Depuis Le rêve de d’Alembert de Diderot, les rêveries méta-scientifiques d’inspirations diverses ont proliféré, se recommandant toujours d’une exigence rationnelle, mais aboutissant souvent à des conclusions un peu farfelues. C’est que les meilleurs spécialistes d’une science donnée, trop instruits des difficultés qu’ils éprouvent à produire des résultats qu’ils savent partiels, se gardent bien d’extrapoler. Il faut être un poète ou un philosophe n’ayant qu’un accès indirect aux sciences pour oser se lancer dans de pareilles entreprises.

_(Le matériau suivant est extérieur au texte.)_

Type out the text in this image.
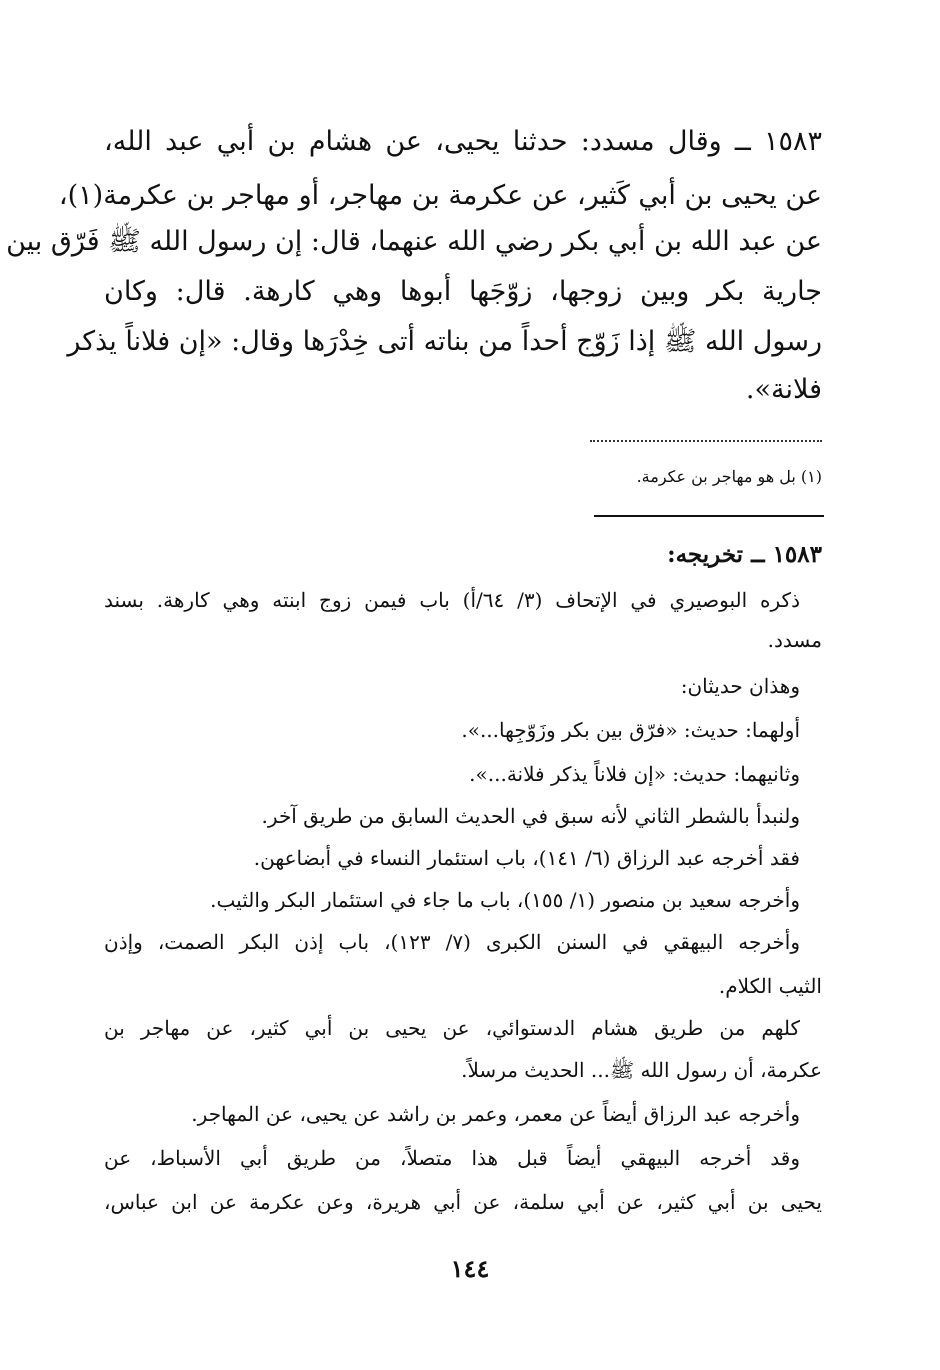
١٥٨٣ ــ وقال مسدد: حدثنا يحيى، عن هشام بن أبي عبد الله،
عن يحيى بن أبي كَثير، عن عكرمة بن مهاجر، أو مهاجر بن عكرمة(١)،
عن عبد الله بن أبي بكر رضي الله عنهما، قال: إن رسول الله ﷺ فَرّق بين
جارية بكر وبين زوجها، زوّجَها أبوها وهي كارهة. قال: وكان
رسول الله ﷺ إذا زَوّج أحداً من بناته أتى خِدْرَها وقال: «إن فلاناً يذكر
فلانة».
(١) بل هو مهاجر بن عكرمة.
١٥٨٣ ــ تخريجه:
ذكره البوصيري في الإتحاف (٣/ ٦٤/أ) باب فيمن زوج ابنته وهي كارهة. بسند
مسدد.
وهذان حديثان:
أولهما: حديث: «فرّق بين بكر وزَوّجِها...».
وثانيهما: حديث: «إن فلاناً يذكر فلانة...».
ولنبدأ بالشطر الثاني لأنه سبق في الحديث السابق من طريق آخر.
فقد أخرجه عبد الرزاق (٦/ ١٤١)، باب استئمار النساء في أبضاعهن.
وأخرجه سعيد بن منصور (١/ ١٥٥)، باب ما جاء في استئمار البكر والثيب.
وأخرجه البيهقي في السنن الكبرى (٧/ ١٢٣)، باب إذن البكر الصمت، وإذن
الثيب الكلام.
كلهم من طريق هشام الدستوائي، عن يحيى بن أبي كثير، عن مهاجر بن
عكرمة، أن رسول الله ﷺ... الحديث مرسلاً.
وأخرجه عبد الرزاق أيضاً عن معمر، وعمر بن راشد عن يحيى، عن المهاجر.
وقد أخرجه البيهقي أيضاً قبل هذا متصلاً، من طريق أبي الأسباط، عن
يحيى بن أبي كثير، عن أبي سلمة، عن أبي هريرة، وعن عكرمة عن ابن عباس،
١٤٤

Je suis en train de lire Le phénomène humain de Teilhard de Chardin. Le bonhomme était sûrement un excellent paléontologue, mais dès qu’il sort de son domaine de compétence, les choses deviennent extrêmement fumeuses. Je lis par exemple :
Considéré à l’état prévital, le Dedans des Choses, dont nous venons d’admettre la réalité jusque dans les formes naissantes de la Matière, ne doit pas être imaginé comme un feuillet continu, mais comme affecté de la même granulation que la Matière elle-même.
Si ces subtilités édifiées sur un sable conceptuel très inconsistant ont un sens, je serais très content qu’on m’éclaire ! Mais c’est tout le bouquin qui sort à peu près du même tonneau.
Bergson lui aussi s’est beaucoup intéressé aux sciences, et c’est très bien, mais il semble, selon ce qu’en disent les spécialistes -je ne suis malheureusement pas en état de pouvoir en juger - qu’il n’avait pas très bien compris la théorie de la relativité.
En tout cas, sa conception du mécanisme, comme celle de Freud à la même époque (autre rêveur pseudo-scientifique), est héritée de Laplace pour qui, lorsqu’on connaît l’état d’un système à un instant donné et les paramètres qui définissent son fonctionnement, on peut calculer son état à un autre moment, aussi bien dans le passé que dans l’avenir. Ces conceptions, depuis la naissance d’une physique attachée à la description des systèmes complexes et chaotiques, sont complètement périmées, mais elles l’étaient déjà pour les physiciens des années 30 qui avaient dû se frotter aux difficultés de la théorie quantique.
C’est bien de vouloir donner au monde un sens, mais il n’est pas si évident que cela qu’il puisse en avoir un dont on puisse s’enchanter.